Die-press discipline is easy on the adults because no one has to bother to dig into what’s going on with the kid. And it relieves the school from facing the fact that some misbehavior is a result of tedious classes. Die-press discipline is considered to be fair because it applies to everyone equally, and everyone knows what the rules are ahead of time.

These codes of conduct go home with a letter that must be signed by the parents confirming that they read the rules and are warned of the consequences. Our adversarial, litigious society has taught parents to come in screaming about their rights when they feel their kid is singled out for punishment.

Actually, a sharp rap on the wrists does straighten out those students who have strong home support and a desire to be back in the good graces of a community they believe cares for them.

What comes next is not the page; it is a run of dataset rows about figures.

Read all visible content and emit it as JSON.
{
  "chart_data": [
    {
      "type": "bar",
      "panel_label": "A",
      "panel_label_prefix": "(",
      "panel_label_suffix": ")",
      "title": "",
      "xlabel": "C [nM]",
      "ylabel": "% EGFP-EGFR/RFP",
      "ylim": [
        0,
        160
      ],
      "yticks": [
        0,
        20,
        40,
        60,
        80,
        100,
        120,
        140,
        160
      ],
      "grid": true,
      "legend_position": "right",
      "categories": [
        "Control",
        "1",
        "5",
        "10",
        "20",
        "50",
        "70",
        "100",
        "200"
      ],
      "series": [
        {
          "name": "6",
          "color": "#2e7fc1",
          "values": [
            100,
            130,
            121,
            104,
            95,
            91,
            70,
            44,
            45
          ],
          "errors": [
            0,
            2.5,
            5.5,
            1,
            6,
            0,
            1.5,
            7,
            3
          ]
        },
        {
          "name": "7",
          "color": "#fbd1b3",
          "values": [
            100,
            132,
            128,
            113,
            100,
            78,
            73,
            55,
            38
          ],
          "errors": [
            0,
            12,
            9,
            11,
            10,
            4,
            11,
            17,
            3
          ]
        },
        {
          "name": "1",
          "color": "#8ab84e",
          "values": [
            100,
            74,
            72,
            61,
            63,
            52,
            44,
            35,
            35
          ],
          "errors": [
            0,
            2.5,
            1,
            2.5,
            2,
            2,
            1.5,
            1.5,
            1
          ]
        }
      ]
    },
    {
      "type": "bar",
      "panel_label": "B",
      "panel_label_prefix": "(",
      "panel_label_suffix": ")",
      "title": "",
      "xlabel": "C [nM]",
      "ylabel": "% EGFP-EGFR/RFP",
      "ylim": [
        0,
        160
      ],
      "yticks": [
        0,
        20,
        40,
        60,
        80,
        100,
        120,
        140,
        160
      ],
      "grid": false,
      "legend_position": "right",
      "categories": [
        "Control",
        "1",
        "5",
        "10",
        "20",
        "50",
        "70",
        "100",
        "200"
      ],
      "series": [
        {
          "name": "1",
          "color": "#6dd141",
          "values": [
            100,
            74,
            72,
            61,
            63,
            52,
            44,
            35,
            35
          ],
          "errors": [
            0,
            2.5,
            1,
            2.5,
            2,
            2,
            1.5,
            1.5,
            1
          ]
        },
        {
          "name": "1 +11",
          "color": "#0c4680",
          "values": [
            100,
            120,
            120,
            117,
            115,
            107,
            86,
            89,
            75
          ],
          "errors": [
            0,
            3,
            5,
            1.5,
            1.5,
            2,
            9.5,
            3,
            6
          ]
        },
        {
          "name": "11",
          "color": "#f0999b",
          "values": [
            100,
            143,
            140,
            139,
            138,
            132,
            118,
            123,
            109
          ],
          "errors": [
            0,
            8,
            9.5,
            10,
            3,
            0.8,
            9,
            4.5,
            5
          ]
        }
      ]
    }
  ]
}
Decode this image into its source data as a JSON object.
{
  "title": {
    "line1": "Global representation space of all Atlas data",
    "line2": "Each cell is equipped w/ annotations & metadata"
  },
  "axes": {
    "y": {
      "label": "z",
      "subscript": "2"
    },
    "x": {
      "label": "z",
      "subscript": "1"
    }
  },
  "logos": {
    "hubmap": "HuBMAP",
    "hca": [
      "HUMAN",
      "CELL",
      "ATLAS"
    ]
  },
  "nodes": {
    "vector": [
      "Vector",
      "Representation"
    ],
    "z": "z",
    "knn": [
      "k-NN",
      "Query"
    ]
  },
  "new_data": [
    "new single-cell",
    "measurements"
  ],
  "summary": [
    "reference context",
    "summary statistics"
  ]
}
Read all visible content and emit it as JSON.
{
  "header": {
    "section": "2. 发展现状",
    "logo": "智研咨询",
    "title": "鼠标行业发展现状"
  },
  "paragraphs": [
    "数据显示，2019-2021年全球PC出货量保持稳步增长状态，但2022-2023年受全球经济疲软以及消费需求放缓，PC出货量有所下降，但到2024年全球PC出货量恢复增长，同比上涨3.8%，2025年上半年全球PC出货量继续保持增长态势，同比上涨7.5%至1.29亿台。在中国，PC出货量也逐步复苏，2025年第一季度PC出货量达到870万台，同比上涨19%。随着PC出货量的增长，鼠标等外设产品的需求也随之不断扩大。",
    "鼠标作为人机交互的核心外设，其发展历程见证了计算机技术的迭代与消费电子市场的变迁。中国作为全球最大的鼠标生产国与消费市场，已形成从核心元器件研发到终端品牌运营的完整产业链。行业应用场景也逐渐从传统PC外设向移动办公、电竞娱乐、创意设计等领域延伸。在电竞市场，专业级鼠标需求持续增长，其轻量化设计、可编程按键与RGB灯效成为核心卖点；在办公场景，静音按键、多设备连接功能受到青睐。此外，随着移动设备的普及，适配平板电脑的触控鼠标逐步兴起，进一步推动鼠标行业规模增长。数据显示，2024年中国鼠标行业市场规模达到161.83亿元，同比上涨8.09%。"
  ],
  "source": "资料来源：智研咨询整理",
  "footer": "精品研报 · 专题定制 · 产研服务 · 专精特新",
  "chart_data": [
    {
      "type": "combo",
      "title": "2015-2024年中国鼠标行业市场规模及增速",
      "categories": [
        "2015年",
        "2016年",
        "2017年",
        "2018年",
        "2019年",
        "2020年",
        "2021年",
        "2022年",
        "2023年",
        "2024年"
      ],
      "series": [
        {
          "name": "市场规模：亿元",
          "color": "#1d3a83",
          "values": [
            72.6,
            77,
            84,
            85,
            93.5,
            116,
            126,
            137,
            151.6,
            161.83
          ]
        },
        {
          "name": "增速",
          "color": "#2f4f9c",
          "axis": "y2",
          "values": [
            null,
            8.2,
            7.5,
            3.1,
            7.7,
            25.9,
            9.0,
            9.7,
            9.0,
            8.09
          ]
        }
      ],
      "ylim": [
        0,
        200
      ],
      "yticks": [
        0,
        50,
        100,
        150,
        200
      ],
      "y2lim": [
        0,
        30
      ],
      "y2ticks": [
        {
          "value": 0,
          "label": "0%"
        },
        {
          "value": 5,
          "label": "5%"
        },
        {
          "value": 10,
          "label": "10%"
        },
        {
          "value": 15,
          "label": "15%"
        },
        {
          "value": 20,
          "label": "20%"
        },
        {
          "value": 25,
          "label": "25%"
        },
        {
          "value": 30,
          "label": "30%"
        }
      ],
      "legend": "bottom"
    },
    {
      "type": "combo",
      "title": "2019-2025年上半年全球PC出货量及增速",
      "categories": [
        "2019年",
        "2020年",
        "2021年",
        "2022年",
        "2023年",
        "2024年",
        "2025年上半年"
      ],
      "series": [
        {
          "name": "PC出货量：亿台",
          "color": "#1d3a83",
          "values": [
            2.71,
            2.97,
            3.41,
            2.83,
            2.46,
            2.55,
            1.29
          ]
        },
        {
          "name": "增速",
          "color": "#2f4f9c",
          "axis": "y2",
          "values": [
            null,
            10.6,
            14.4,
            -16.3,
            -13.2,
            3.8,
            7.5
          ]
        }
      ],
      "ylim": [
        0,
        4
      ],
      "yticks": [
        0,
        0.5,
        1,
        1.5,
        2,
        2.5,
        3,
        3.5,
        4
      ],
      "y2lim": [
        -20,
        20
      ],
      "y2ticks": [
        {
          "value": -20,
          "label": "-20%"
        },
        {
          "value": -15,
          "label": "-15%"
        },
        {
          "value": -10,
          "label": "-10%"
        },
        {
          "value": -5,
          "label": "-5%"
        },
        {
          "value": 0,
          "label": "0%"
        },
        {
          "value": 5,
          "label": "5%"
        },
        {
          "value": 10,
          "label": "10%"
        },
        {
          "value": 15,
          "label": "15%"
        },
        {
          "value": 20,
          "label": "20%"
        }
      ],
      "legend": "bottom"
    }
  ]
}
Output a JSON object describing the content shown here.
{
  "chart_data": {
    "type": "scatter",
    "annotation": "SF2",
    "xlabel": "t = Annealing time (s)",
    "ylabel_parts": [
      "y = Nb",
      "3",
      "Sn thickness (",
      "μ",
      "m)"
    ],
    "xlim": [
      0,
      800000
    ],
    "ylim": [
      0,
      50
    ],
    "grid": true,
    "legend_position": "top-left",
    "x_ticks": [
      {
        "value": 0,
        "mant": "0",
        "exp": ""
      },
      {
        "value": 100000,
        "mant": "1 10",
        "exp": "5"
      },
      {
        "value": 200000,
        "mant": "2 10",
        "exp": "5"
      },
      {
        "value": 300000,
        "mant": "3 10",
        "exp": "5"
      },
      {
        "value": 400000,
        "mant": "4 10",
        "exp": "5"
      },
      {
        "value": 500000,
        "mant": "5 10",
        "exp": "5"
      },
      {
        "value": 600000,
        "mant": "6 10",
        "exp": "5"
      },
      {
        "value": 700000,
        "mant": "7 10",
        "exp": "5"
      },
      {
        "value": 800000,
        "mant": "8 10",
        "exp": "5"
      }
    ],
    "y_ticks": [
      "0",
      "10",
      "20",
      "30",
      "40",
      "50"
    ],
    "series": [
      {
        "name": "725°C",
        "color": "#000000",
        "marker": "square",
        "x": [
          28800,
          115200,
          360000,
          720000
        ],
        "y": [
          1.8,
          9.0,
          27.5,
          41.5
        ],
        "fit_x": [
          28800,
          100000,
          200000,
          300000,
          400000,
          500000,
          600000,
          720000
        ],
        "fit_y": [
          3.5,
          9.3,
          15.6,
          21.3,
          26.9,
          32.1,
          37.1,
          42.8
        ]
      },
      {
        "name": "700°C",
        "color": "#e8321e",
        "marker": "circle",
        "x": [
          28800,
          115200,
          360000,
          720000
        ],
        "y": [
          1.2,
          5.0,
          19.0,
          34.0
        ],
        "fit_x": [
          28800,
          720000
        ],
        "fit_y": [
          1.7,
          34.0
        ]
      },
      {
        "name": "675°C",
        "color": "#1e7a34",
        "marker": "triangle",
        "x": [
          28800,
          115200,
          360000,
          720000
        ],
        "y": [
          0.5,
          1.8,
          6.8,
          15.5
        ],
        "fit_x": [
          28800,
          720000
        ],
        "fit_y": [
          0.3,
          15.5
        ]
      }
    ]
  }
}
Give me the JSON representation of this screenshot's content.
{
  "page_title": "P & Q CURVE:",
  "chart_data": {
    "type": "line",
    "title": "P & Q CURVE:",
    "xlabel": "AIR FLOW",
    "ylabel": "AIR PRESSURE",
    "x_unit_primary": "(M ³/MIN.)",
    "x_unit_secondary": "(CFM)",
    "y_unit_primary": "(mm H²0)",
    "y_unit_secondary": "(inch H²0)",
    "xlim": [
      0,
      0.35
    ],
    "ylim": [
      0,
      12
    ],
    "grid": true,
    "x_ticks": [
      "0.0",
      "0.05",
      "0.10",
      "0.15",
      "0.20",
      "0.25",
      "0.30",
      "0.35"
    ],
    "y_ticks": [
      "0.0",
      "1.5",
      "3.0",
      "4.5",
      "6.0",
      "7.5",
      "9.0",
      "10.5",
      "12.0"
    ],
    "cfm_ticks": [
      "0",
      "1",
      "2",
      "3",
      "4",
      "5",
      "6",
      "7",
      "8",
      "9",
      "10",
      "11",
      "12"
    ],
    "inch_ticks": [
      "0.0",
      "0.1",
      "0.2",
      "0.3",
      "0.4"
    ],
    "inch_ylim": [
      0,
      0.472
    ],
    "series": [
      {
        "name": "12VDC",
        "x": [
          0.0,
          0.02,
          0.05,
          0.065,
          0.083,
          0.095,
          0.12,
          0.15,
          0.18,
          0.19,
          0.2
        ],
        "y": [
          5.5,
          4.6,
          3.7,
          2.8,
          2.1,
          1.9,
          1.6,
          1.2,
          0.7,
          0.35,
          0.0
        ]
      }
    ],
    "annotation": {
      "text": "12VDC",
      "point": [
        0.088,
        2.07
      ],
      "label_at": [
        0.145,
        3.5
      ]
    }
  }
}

But even these students resent their punishers and can start to resent school in the bargain. Punishment will produce some compliance, but always at a cost.

As for the “bad” kids, like our group-home boy, traditional school discipline techniques teach that the community, the school, doesn’t like him. If you do things our way, then maybe we’ll be nice to you. If not, we’re within our rights to be mean as snakes.

This is not discipline. This is retribution. It’s certainly not good teaching.

Julia Steiny, a former member of the Providence School Board, consults for government agencies and schools; she is co-director of Information Works!, Rhode Island’s school-accountability project.